Speed wobble is the term used to describe a quick oscillation of the
handlebars while riding at high speeds. Any vehicle with a single
steering pivot is capable of experiencing speed wobble.
Your immediate instincts are to think that something wrong with the
bike (loose headset, flat tire, etc). Panic can often occur and the first
thing many people do is straighten their arms, lean back and put more
weight on the saddle. Unfortunately these are all the wrong things to be
doing. Speed wobble can be attributed to many different factors.
Incorrect weight distribution is a very common cause of speed wobble.

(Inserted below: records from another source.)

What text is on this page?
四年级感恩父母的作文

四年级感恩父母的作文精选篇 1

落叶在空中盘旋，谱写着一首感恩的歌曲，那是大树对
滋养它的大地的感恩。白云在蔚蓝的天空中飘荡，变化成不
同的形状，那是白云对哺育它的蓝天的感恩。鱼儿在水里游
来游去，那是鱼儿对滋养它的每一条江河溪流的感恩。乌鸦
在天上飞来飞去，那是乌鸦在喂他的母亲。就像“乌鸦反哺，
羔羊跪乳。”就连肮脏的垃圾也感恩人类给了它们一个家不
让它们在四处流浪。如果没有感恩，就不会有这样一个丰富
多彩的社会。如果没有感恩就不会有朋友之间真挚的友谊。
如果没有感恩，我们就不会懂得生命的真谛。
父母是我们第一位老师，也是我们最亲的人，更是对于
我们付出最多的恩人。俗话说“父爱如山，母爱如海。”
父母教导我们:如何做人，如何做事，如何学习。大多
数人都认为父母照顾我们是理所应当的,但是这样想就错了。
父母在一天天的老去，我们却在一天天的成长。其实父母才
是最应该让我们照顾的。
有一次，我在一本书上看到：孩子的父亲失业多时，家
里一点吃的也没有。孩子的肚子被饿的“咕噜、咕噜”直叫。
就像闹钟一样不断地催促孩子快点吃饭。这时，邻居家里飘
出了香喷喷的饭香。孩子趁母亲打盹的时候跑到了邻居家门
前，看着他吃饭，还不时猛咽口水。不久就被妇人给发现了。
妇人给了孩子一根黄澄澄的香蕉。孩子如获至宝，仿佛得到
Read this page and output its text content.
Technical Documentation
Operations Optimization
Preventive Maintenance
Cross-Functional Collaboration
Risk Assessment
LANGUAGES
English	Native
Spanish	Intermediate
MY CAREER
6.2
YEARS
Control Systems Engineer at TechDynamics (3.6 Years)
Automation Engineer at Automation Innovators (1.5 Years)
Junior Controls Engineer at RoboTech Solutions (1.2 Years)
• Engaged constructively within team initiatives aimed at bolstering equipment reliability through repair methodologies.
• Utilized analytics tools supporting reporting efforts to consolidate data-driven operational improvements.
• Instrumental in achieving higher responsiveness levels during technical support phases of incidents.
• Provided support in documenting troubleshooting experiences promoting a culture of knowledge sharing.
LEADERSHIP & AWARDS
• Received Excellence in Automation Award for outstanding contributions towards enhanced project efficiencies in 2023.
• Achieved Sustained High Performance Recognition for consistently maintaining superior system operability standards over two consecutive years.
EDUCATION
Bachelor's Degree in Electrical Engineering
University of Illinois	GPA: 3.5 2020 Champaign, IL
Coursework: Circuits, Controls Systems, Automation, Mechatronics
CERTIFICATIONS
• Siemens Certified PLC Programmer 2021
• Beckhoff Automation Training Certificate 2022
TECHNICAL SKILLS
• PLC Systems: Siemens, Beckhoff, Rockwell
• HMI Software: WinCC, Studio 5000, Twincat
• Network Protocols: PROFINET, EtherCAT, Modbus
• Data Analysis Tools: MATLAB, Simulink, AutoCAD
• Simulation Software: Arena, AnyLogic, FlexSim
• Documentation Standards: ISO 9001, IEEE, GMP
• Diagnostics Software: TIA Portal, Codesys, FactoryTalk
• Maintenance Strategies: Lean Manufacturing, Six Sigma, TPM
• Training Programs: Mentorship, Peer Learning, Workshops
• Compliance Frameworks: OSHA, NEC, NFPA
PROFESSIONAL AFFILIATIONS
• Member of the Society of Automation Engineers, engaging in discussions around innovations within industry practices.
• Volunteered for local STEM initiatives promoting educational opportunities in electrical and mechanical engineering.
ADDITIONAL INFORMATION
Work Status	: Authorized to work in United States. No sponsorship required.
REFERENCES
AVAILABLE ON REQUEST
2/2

Quite often, speed wobble has just as much to do with the rider as it does
with the bike.
If speed wobble starts occurring, many people will
intuitively put their weigh towards the back of the bike instead of
putting their weight towards the front to actually stop it and dampen it
out. The best thing to do to get out of a wobble is to put the weight of one of your
legs down at the 6/12 o’clock position, put some weight on the front end
by bending your elbows (use soft hands – don’t grip handlebars firmly!),
and take some weight off your seat (to take the pivot point away) which
puts more weight back on the handlebars, which puts more weight on the
front wheel. This will usually bring stability back to the bike and correct
the oscillation. The reason it’s suggested that the pedals be in the 6/12
o’clock position (rather than the 3/9 o’clock position) is because this will
bring your body weight into a better balanced position which will calm
the bike down. Clamping your knees against the top tube is also a known
solution to calm the frame.
Different riders may experience speed wobble on different bikes. A bike
can descend like a dream for one rider,while another will get the fright of
his life on the very same bike. Things like stem length on a particular
geometry and weight distribution of the rider can have a lot to do with it.
While speed wobble can scare the hell out of any rider, knowing what to
do in such case will instill confidence and safety.
Of course make sure your bike is in good repair and tuned. Proper wheel
alignment, truing and headset adjustment are critical.